Keep the fundamentals of sustainable banking in mind when evaluating CSR statements
Most large companies, including banks, publish corporate social responsibility statements, either as stand-alone documents on their websites, or as part of their annual general statements. When you are reading through a bank’s CSR commitments, closely examine their policies and initiatives with respect to social equity, their commitment to ‘do no harm’, economic justice, and how transparent they are about their holdings, investments and major deals.
Look at their major holdings
Sites like Holdings Channel are good resources to use when doing your due diligence on a bank. They list out all of the major holdings of a given company, allowing you to see where a bank has put its money. Many large banks have a substantial amount of money invested in fossil fuel, mining, military contractors, and other industries and companies that are well-known for violating many if not all the principles of CSR.

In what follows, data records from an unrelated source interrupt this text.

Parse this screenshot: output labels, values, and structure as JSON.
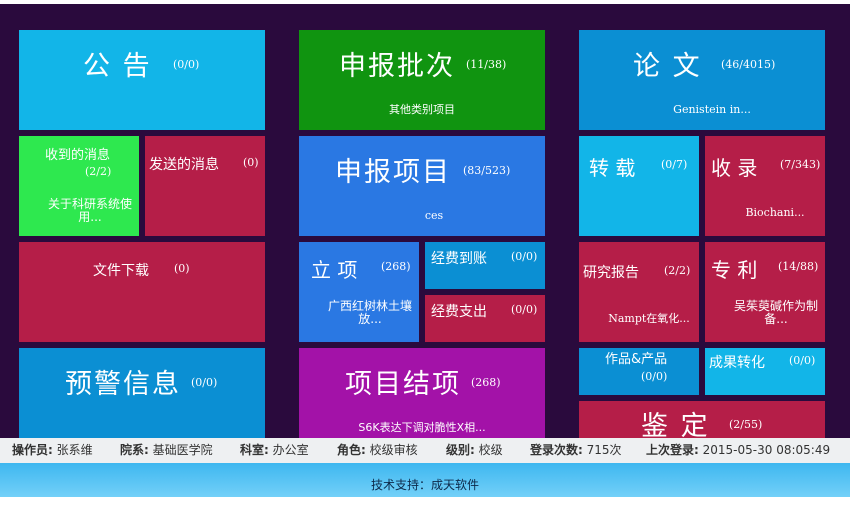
{
  "tiles": {
    "notice": {
      "title": "公 告",
      "count": "(0/0)"
    },
    "batch": {
      "title": "申报批次",
      "count": "(11/38)",
      "sub": "其他类别项目"
    },
    "paper": {
      "title": "论 文",
      "count": "(46/4015)",
      "sub": "Genistein in..."
    },
    "received": {
      "title": "收到的消息",
      "count": "(2/2)",
      "sub": "关于科研系统使用..."
    },
    "sent": {
      "title": "发送的消息",
      "count": "(0)"
    },
    "project": {
      "title": "申报项目",
      "count": "(83/523)",
      "sub": "ces"
    },
    "reprint": {
      "title": "转 载",
      "count": "(0/7)"
    },
    "indexed": {
      "title": "收 录",
      "count": "(7/343)",
      "sub": "Biochani..."
    },
    "download": {
      "title": "文件下载",
      "count": "(0)"
    },
    "approved": {
      "title": "立 项",
      "count": "(268)",
      "sub": "广西红树林土壤放..."
    },
    "funds_in": {
      "title": "经费到账",
      "count": "(0/0)"
    },
    "funds_out": {
      "title": "经费支出",
      "count": "(0/0)"
    },
    "report": {
      "title": "研究报告",
      "count": "(2/2)",
      "sub": "Nampt在氧化..."
    },
    "patent": {
      "title": "专 利",
      "count": "(14/88)",
      "sub": "吴茱萸碱作为制备..."
    },
    "warning": {
      "title": "预警信息",
      "count": "(0/0)"
    },
    "closing": {
      "title": "项目结项",
      "count": "(268)",
      "sub": "S6K表达下调对脆性X相..."
    },
    "works": {
      "title": "作品&产品",
      "count": "(0/0)"
    },
    "transfer": {
      "title": "成果转化",
      "count": "(0/0)"
    },
    "appraisal": {
      "title": "鉴 定",
      "count": "(2/55)"
    }
  },
  "status": {
    "operator_k": "操作员:",
    "operator_v": "张系维",
    "dept_k": "院系:",
    "dept_v": "基础医学院",
    "office_k": "科室:",
    "office_v": "办公室",
    "role_k": "角色:",
    "role_v": "校级审核",
    "level_k": "级别:",
    "level_v": "校级",
    "logins_k": "登录次数:",
    "logins_v": "715次",
    "last_k": "上次登录:",
    "last_v": "2015-05-30 08:05:49"
  },
  "footer": {
    "text": "技术支持：成天软件"
  },
  "colors": {
    "background": "#2a0a3d",
    "cyan": "#12b5e8",
    "green": "#109410",
    "blue": "#0b8fd3",
    "light_green": "#2ee84f",
    "crimson": "#b51e48",
    "royal": "#2a78e3",
    "purple": "#a312a8"
  }
}
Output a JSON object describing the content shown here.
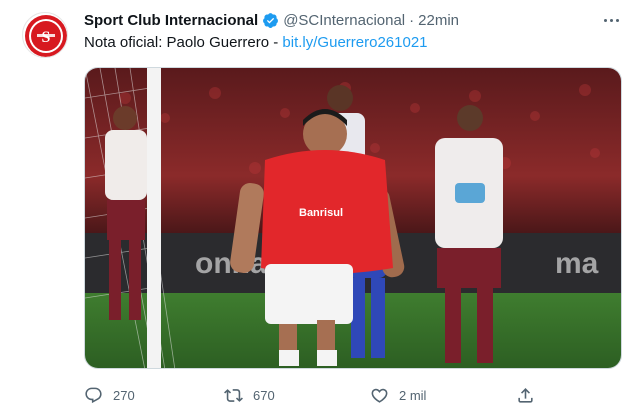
{
  "tweet": {
    "display_name": "Sport Club Internacional",
    "handle": "@SCInternacional",
    "separator": "·",
    "time": "22min",
    "text_prefix": "Nota oficial: Paolo Guerrero - ",
    "link": "bit.ly/Guerrero261021",
    "verified": true,
    "avatar_icon": "sc-internacional-crest-icon",
    "media": {
      "description_icon": "football-celebration-photo",
      "shirt_text": "Banrisul"
    },
    "actions": {
      "replies": "270",
      "retweets": "670",
      "likes": "2 mil",
      "reply_icon": "reply-icon",
      "retweet_icon": "retweet-icon",
      "like_icon": "heart-icon",
      "share_icon": "share-icon"
    },
    "colors": {
      "link": "#1d9bf0",
      "verified": "#1d9bf0",
      "club_red": "#d71920",
      "muted": "#536471"
    }
  }
}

Compare your bank against the leaders
In 2019, for example, BNP Paribas was named the world’s “best bank” for corporate social responsibility by Euromoney. This title was based on the analysis of a number of factors, including a commitment to things like the United Nations’ Sustainable Development Goals and support for diversity, inclusion and social justice.

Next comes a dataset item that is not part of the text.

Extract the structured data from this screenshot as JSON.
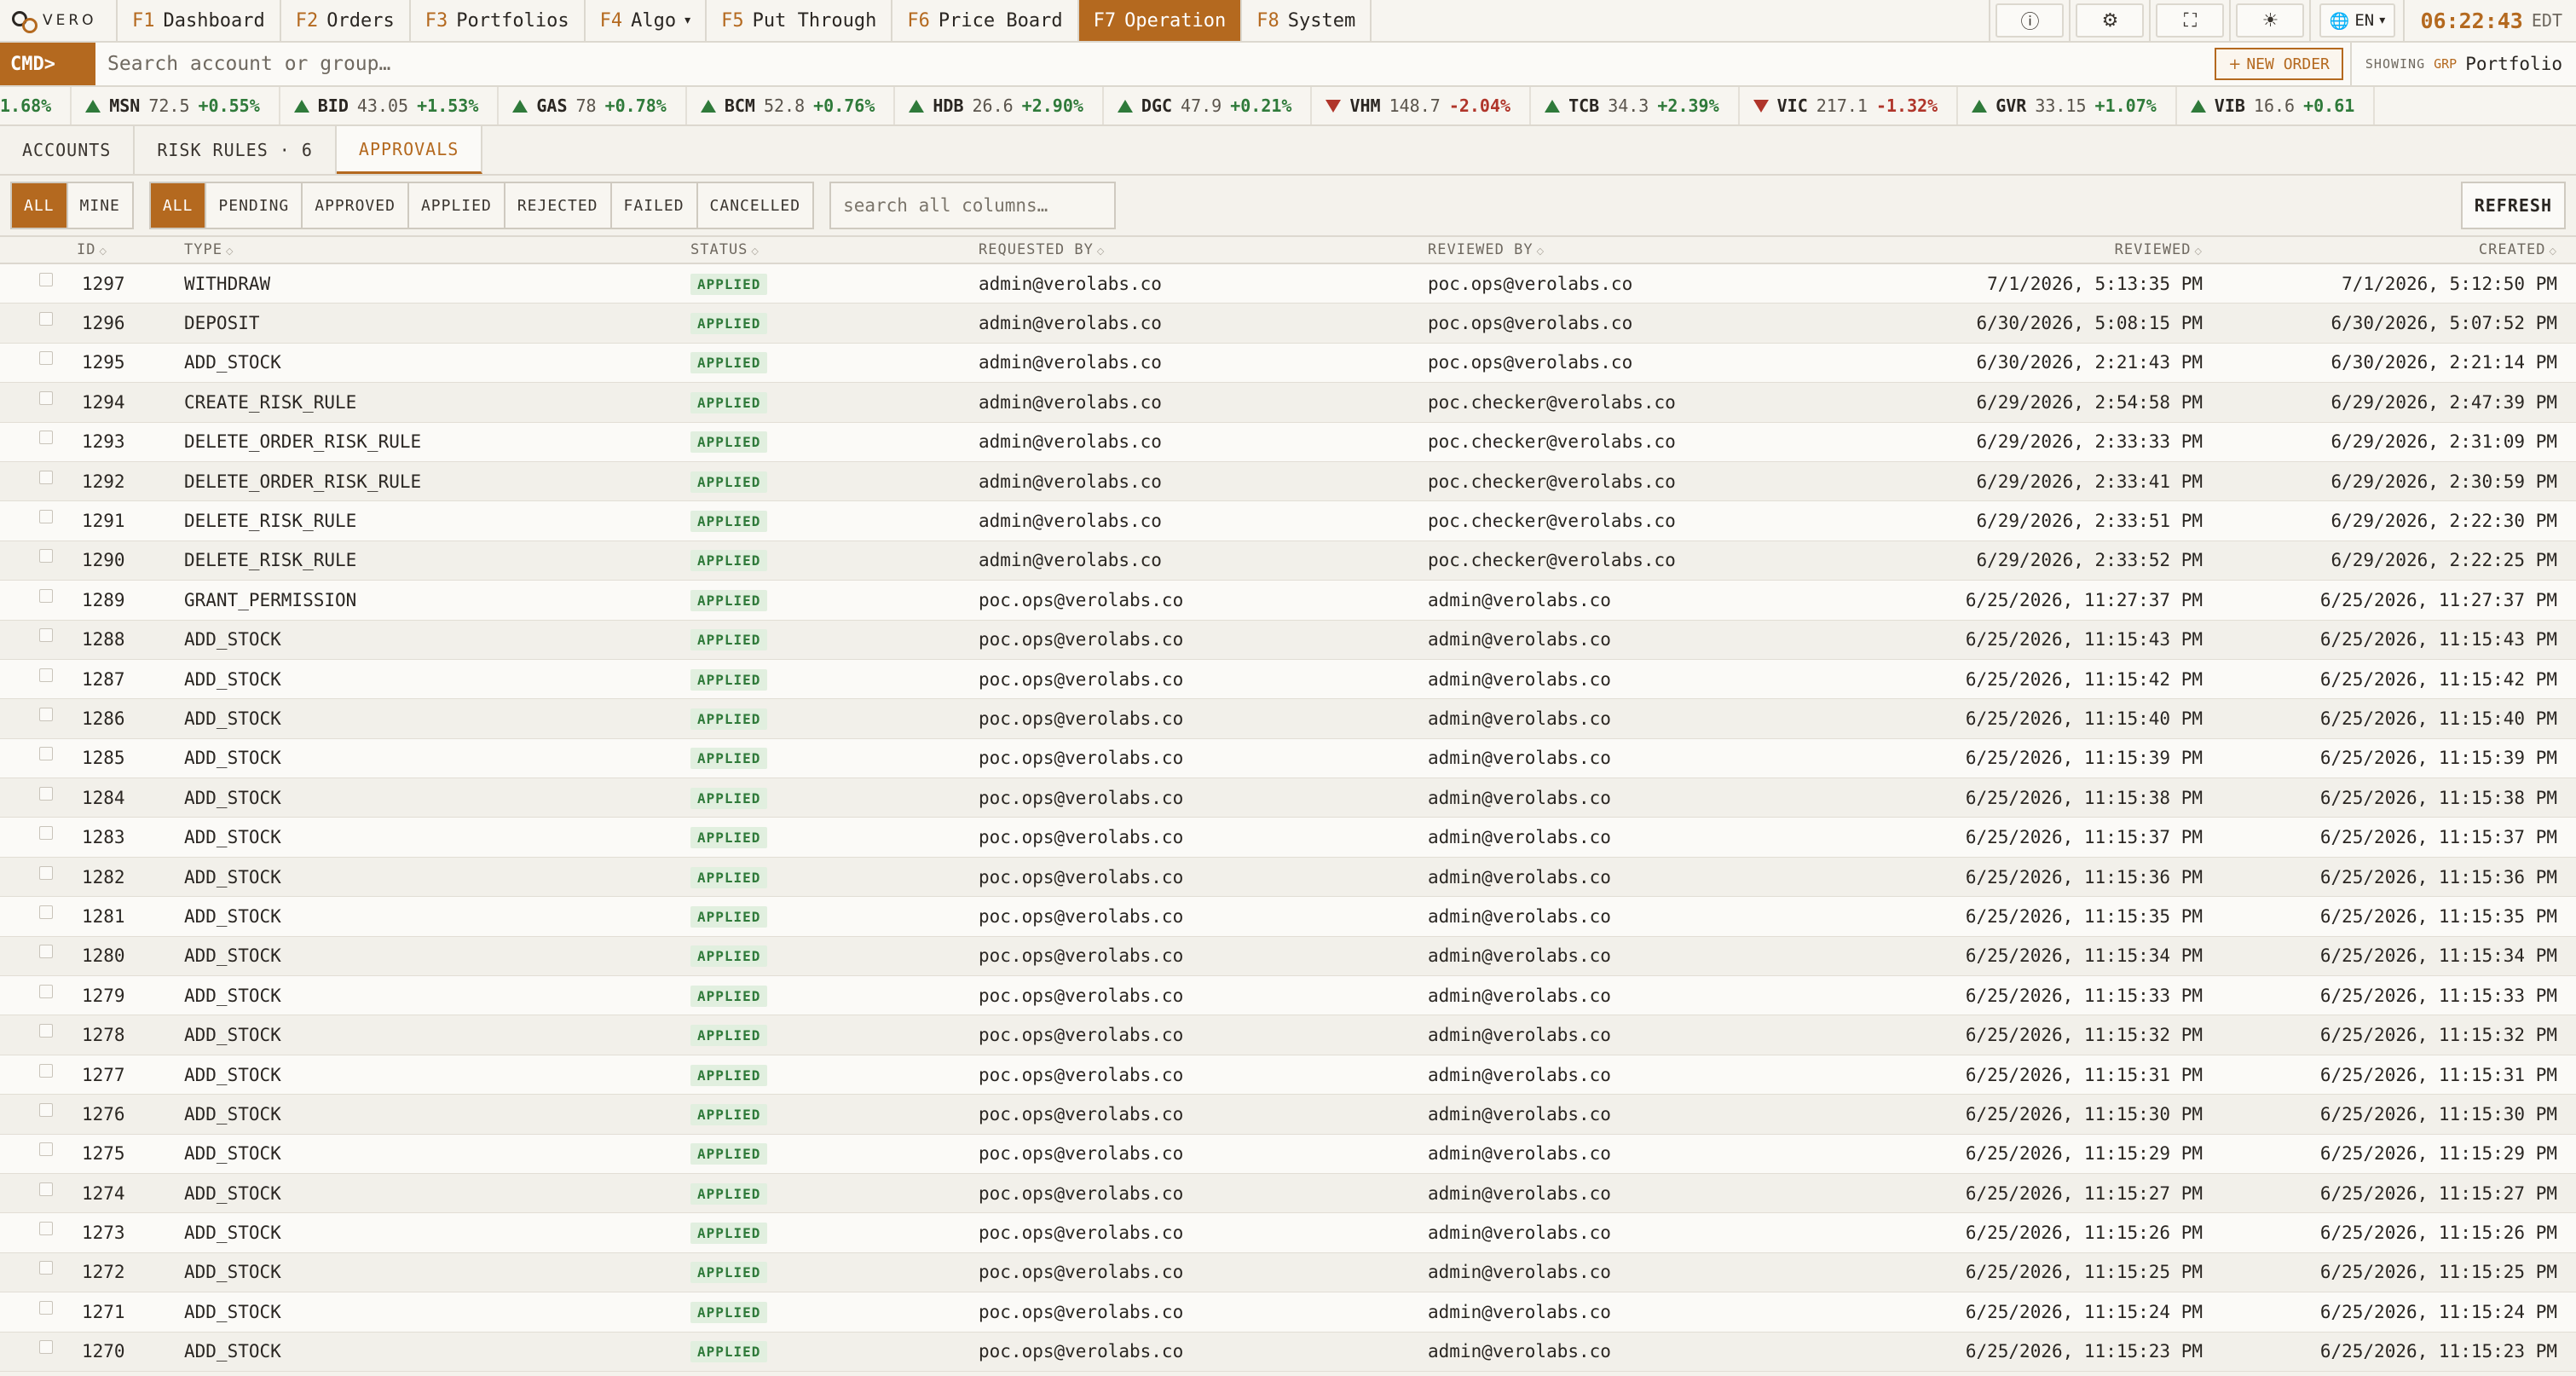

Using the best as the benchmark, look at how the banks you are evaluating stack up. Are they working towards similar goals with some of the same measures and initiatives in place? Or do they appear to be purely profit-driven, with very little interest in their impact on the world around them?
Speak to your account manager about it
If you are meeting with various bank representatives–customer service agents, investment advisors, account managers–while shopping around for banks, ask the bank’s personnel probing questions about their CSR. Usually, if a company or institution is sincerely committed to corporate social responsibility, it will be one of their core values and integrated into employee training and internal communication. They will go out of their way to stress these values and advertise these initiatives to employees.
If the employee you are dealing with can’t tell you anything about their employer’s CSR, or was unaware there even was a corporate social responsibility statement or policy, it is likely that CSR is not very high on that bank’s list of priorities.
Conclusion
Every major modern business and institution has a CSR statement and is capable of paying lip service to CSR tenets, but it takes some digging around and often pointed questions to get an idea of what they are actually doing. Assessing your bank’s CSR before doing business with them is part of being a responsible consumer and investor. Keep the above tips in mind and find out whether you and your bank are on the same page philosophically.